2 Hot Chip - Why Make Sense?

’Huarache Lights’, lead single from Why Make Sense?, was an exploration of Hot Chip’s doubts over their own continued relevance, says charismatic frontman Alexis Taylor. Ironically, it proves those very doubts to be absurdly mislaid. From the gorgeously syncopated ‘Started Right’ to ‘Need You Now’, a dark house odyssey that shows Hot Chip at their most poignant and serious, this gem of an album suggests Hot Chip’s finest hours lie not in their big-selling past, but in their uncertain future.

Top tracks: ‘Started Right’, ‘Huarache Nights’, ‘Easy to Get’

3 LA Priest - Inji

Sam Dust (AKA LA Priest) had been conspicuous by his absence since his fantastic and under-appreciated band Late of the Pier brought their gloriously colourful career to a premature close in 2010 (listen to Fantasy Black Channel if you haven’t already).

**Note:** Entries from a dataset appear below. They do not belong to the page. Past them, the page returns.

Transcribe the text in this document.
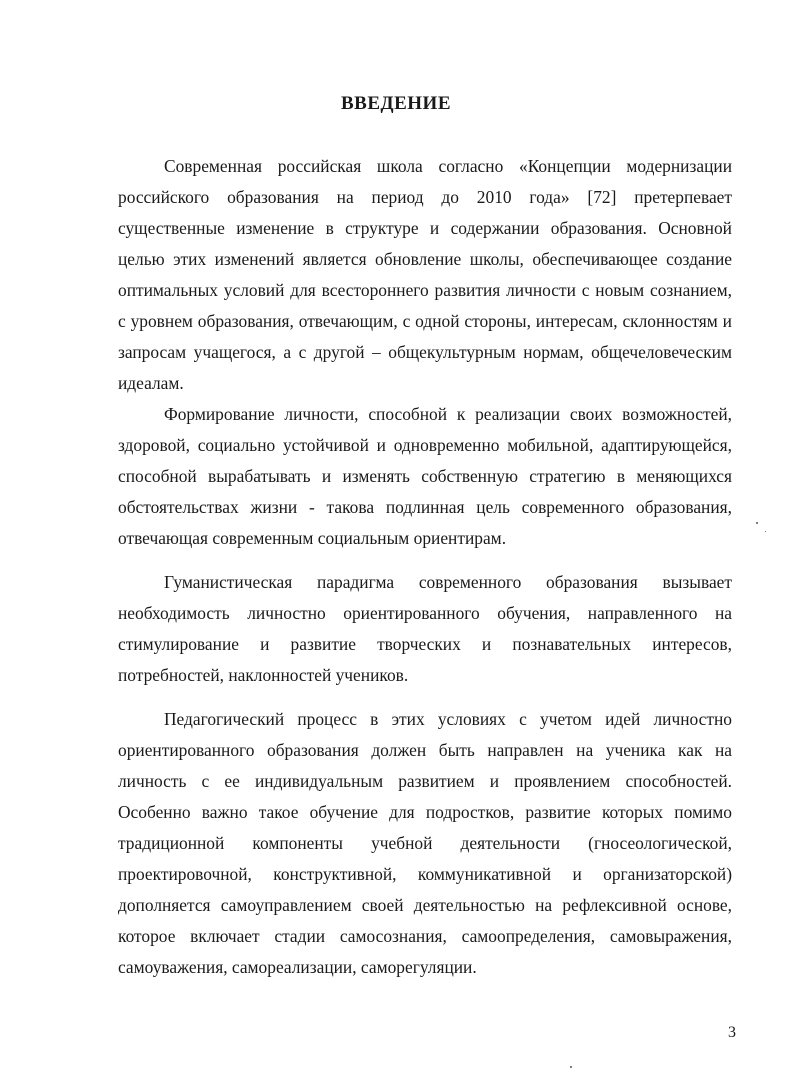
ВВЕДЕНИЕ

Современная российская школа согласно «Концепции модернизации российского образования на период до 2010 года» [72] претерпевает существенные изменение в структуре и содержании образования. Основной целью этих изменений является обновление школы, обеспечивающее создание оптимальных условий для всестороннего развития личности с новым сознанием, с уровнем образования, отвечающим, с одной стороны, интересам, склонностям и запросам учащегося, а с другой – общекультурным нормам, общечеловеческим идеалам.

Формирование личности, способной к реализации своих возможностей, здоровой, социально устойчивой и одновременно мобильной, адаптирующейся, способной вырабатывать и изменять собственную стратегию в меняющихся обстоятельствах жизни - такова подлинная цель современного образования, отвечающая современным социальным ориентирам.

Гуманистическая парадигма современного образования вызывает необходимость личностно ориентированного обучения, направленного на стимулирование и развитие творческих и познавательных интересов, потребностей, наклонностей учеников.

Педагогический процесс в этих условиях с учетом идей личностно ориентированного образования должен быть направлен на ученика как на личность с ее индивидуальным развитием и проявлением способностей. Особенно важно такое обучение для подростков, развитие которых помимо традиционной компоненты учебной деятельности (гносеологической, проектировочной, конструктивной, коммуникативной и организаторской) дополняется самоуправлением своей деятельностью на рефлексивной основе, которое включает стадии самосознания, самоопределения, самовыражения, самоуважения, самореализации, саморегуляции.

3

His long-awaited return to the music scene finally came this summer with the release of Inji, an album that sits in the enchanted (and sparsely inhabited) space between Prince, Unknown Mortal Orchestra and experimental electronica. For me, the album’s second track, ‘Lady’s in Trouble with the Law’, would have to be the song of the year.

Top tracks: ‘Lady’s in Trouble with the Law’, ‘Party Zute/Learning to Love’, ‘Night Train’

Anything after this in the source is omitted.